Improved Outlook for 2010
Throughout 2009, we aggressively marketed our high cost non-operated natural gas assets and completed a property disposition early in 2010. Proceeds from that transaction improved Wrangler West's net debt position for 2010 first quarter.
The improvement to Wrangler West's balance sheet has resulted in a smaller, yet more profitable, production base. Our recent drilling activities have replaced the production sold in the property disposition and overall production volumes are relatively unchanged going forward. We have generated the positive momentum that we expect will carry Wrangler West through the soft shoulder season for natural gas anticipated for the summer of 2010.
Opportunities for junior oil and gas producers are improving with access to land, assets for sale and new resource plays all of which attract capital and build wealth for investors. During 2010, we expect natural gas will continue to challenge producers until North America's supply and demand balance returns.
Wrangler West expects to grow from the current production base and forecasts 2010 capital expenditures at $6.0 million which we will fund with cash flow and existing credit facilities. We intend to be active with the drill bit and will pursue all opportunities that fit our corporate risk profile.
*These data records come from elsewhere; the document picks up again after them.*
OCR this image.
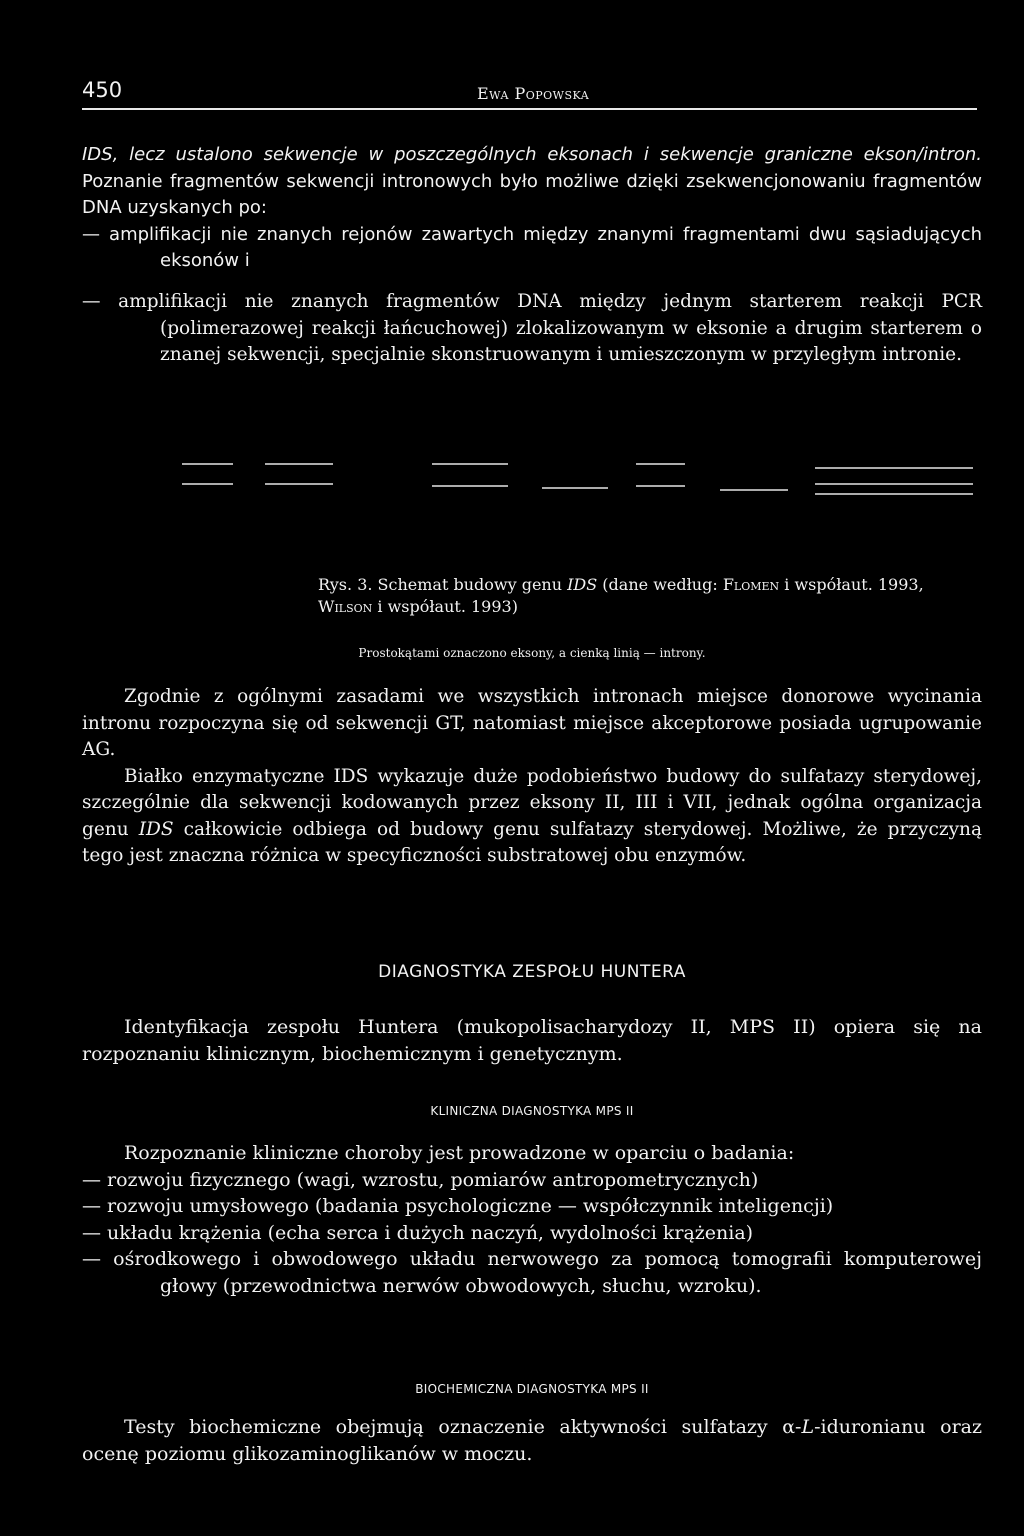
450	Ewa Popowska

IDS, lecz ustalono sekwencje w poszczególnych eksonach i sekwencje graniczne ekson/intron. Poznanie fragmentów sekwencji intronowych było możliwe dzięki zsekwencjonowaniu fragmentów DNA uzyskanych po:

— amplifikacji nie znanych rejonów zawartych między znanymi fragmentami dwu sąsiadujących eksonów i

— amplifikacji nie znanych fragmentów DNA między jednym starterem reakcji PCR (polimerazowej reakcji łańcuchowej) zlokalizowanym w eksonie a drugim starterem o znanej sekwencji, specjalnie skonstruowanym i umieszczonym w przyległym intronie.

Rys. 3. Schemat budowy genu IDS (dane według: Flomen i współaut. 1993, Wilson i współaut. 1993)
Prostokątami oznaczono eksony, a cienką linią — introny.

Zgodnie z ogólnymi zasadami we wszystkich intronach miejsce donorowe wycinania intronu rozpoczyna się od sekwencji GT, natomiast miejsce akceptorowe posiada ugrupowanie AG.

Białko enzymatyczne IDS wykazuje duże podobieństwo budowy do sulfatazy sterydowej, szczególnie dla sekwencji kodowanych przez eksony II, III i VII, jednak ogólna organizacja genu IDS całkowicie odbiega od budowy genu sulfatazy sterydowej. Możliwe, że przyczyną tego jest znaczna różnica w specyficzności substratowej obu enzymów.

DIAGNOSTYKA ZESPOŁU HUNTERA

Identyfikacja zespołu Huntera (mukopolisacharydozy II, MPS II) opiera się na rozpoznaniu klinicznym, biochemicznym i genetycznym.

KLINICZNA DIAGNOSTYKA MPS II

Rozpoznanie kliniczne choroby jest prowadzone w oparciu o badania:

— rozwoju fizycznego (wagi, wzrostu, pomiarów antropometrycznych)

— rozwoju umysłowego (badania psychologiczne — współczynnik inteligencji)

— układu krążenia (echa serca i dużych naczyń, wydolności krążenia)

— ośrodkowego i obwodowego układu nerwowego za pomocą tomografii komputerowej głowy (przewodnictwa nerwów obwodowych, słuchu, wzroku).

BIOCHEMICZNA DIAGNOSTYKA MPS II

Testy biochemiczne obejmują oznaczenie aktywności sulfatazy α-L-iduronianu oraz ocenę poziomu glikozaminoglikanów w moczu.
We will direct our efforts to growth in reserves and production. Wrangler West's directors, management and staff have significant shareholdings and our goals are fully aligned with all shareholders. Wrangler West will actively pursue merger, acquisition and disposition strategies that can achieve our objectives for growth and that have the potential to increase shareholder value.
Corporate Profile
Wrangler West is a Canadian junior oil and natural gas producer which has been building production and assets through exploration in Alberta. Since inception, our mandate has been to use the drill bit to add shareholder value. Disciplined management of our operations and production portfolio has created sufficient funds flow to support ongoing operations. Wrangler West will continue to reinvest funds flow from operations and other available capital to protect and add future value. Wrangler West trades on the TSX Venture Exchange under the symbol "WX".
Additional Information
Additional shareholder and public information relating to Wrangler West Energy Corp. is filed on SEDAR and accessible at www.sedar.com. This includes the Statement of Reserves Data and Other Oil and Gas Information Form NI 51-101 F1, F2 and F3 effective December 31, 2009 as well as the Notice of Annual and Special Meeting of Shareholders, the 2010 Management Information Circular, the Form of Proxy in preparation for Wrangler West's Annual and Special Meeting scheduled for May 26, 2010 in Calgary.
The TSX Venture Exchange has not reviewed, and does not accept responsibility for, the adequacy or accuracy of this news release.